A group of Jewish faculty and local synagogue members are boycotting a Holocaust commemoration event at James Madison University scheduled for Thursday evening. Jewish members of the event’s organizing committee were allegedly kicked off after they deemed a planned musical section too celebratory for the occasion. The performance is to be given by the school’s provost, Heather Coltman, who is also a concert pianist.
Rabbi Jeffrey Kurtz-Lendner, who leads Beth El Congregation in Harrisonburg, Virginia, where the school is located, said that the Jewish faculty and staff on the committee were rebuffed.
A planned piano performance by Heather Coltman, provost of James Madison University, during a Holocaust event struck some members of the Jewish community as inappropriate. Photo by James Madison University
“They were told, ‘Well, this is what it is, we don’t care what you have to say,’” Kurtz-Lendner said in an interview.
Kurtz-Lendner wrote a letter to Jonathan Alger, the university’s president, Wednesday, objecting to the program.
Narketta Sparkman-Key, associate provost overseeing diversity, said in a statement that officials were unaware of concerns about the event. “This event is to create an opportunity for people to learn about the lived experiences of others and honor the Holocaust Remembrance Day through educational and solemn means,” she said.
A program for the event, scheduled for 6 p.m. Thursday, describes it as “an evening conversation on the history and legacy of the Holocaust.” In addition to lectures on “Lessons and Legacies of Auschwitz,” and “Antisemitism and White Supremacy,” it also features a section called “Music as Refuge in the Holocaust” performed by Coltman and Jo-Anne van der Vat-Chromy, a member of the music faculty.
Kurtz-Lendner said that too much emphasis was being placed on the musical selections, and that Alan Berger, a Florida Atlantic University professor, had been asked to limit his remarks on Auschwitz to ten minutes.
“The whole program is designed to use the Holocaust as an opportunity for the university to have a celebration,” said Kurtz-Lender, whose Reform congregation has about 70 member families. “It’s basically a Holocaust Memorial Day Macy’s sale.”
Coltman’s office referred questions to Sparkman-Key who did not immediately respond. It is not clear what pieces will be performed.
Two dozen current and past John Madison faculty and staff, who did not list their names, sent a letter to Alger, the president, announcing that they would boycott the event. The undated letter was republished by the Breeze, the school’s student newspaper, Thursday morning.
“I’ve had several people say to me, ‘Oh, I’m gonna go to the thing on Thursday. See you there,’ and my answer, of course, is, ‘Thank you, you know, I’m not attending,’” Maura Hametz, who runs the history department at John Madison and was one of the Jewish faculty who signed the letter, told the Breeze.

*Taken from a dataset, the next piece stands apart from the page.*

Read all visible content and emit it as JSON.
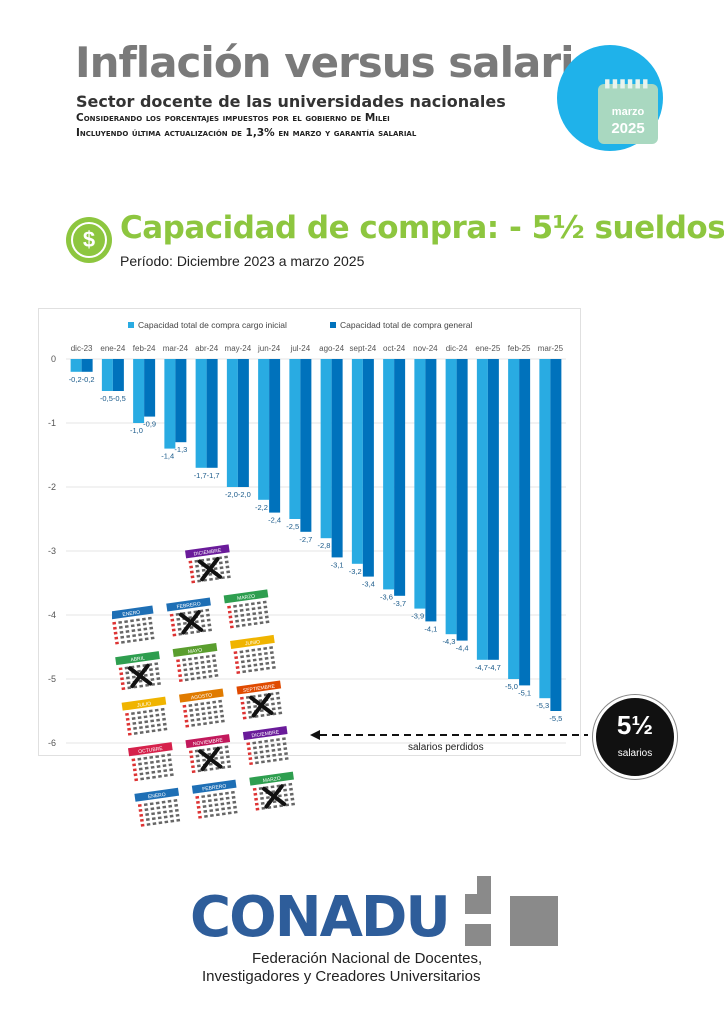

Program sparks controversy
The event program states that it is being sponsored by the Gandhi Center for Global Nonviolence on campus, but director Taimi Castle told the Breeze that the center’s representative had pulled out of the planning process in October and she would have withdrawn support if she had been aware of the concerns.
The program also lists Randi Nagel, rabbi of Temple House of Israel in neighboring Saunton as offering a “community welcome” but Kurtz-Lendner said Nagel pulled out after he informed her of the local concerns.
“I am not participating,” Nagel said in an email. “I was not able to attend.”
Kurtz-Lendner said that Sparkman-Key, who is also speaking at the event, had alienated some members of the Jewish community by writing on social media during a visit to Israel that Jesus had parted the Red Sea.
Sparkman-Key, who frequently invokes God on Twitter, did not immediately respond to a request for comment.
Zach Ginsberg, vice president of the campus Hillel, is also listed on the program reading a poem. JMU Hillel, which is not professionally staffed, did not immediately respond to a request for comment.
Hillel estimates that James Madison has approximately 1,200 Jewish students, which would account for 6% of the public university’s total student population. Harrisonburg, a community of 50,000 about 130 miles southwest of Washington, D.C, has a small Jewish community. In addition to Beth El Congregation, James Madison has a Chabad house.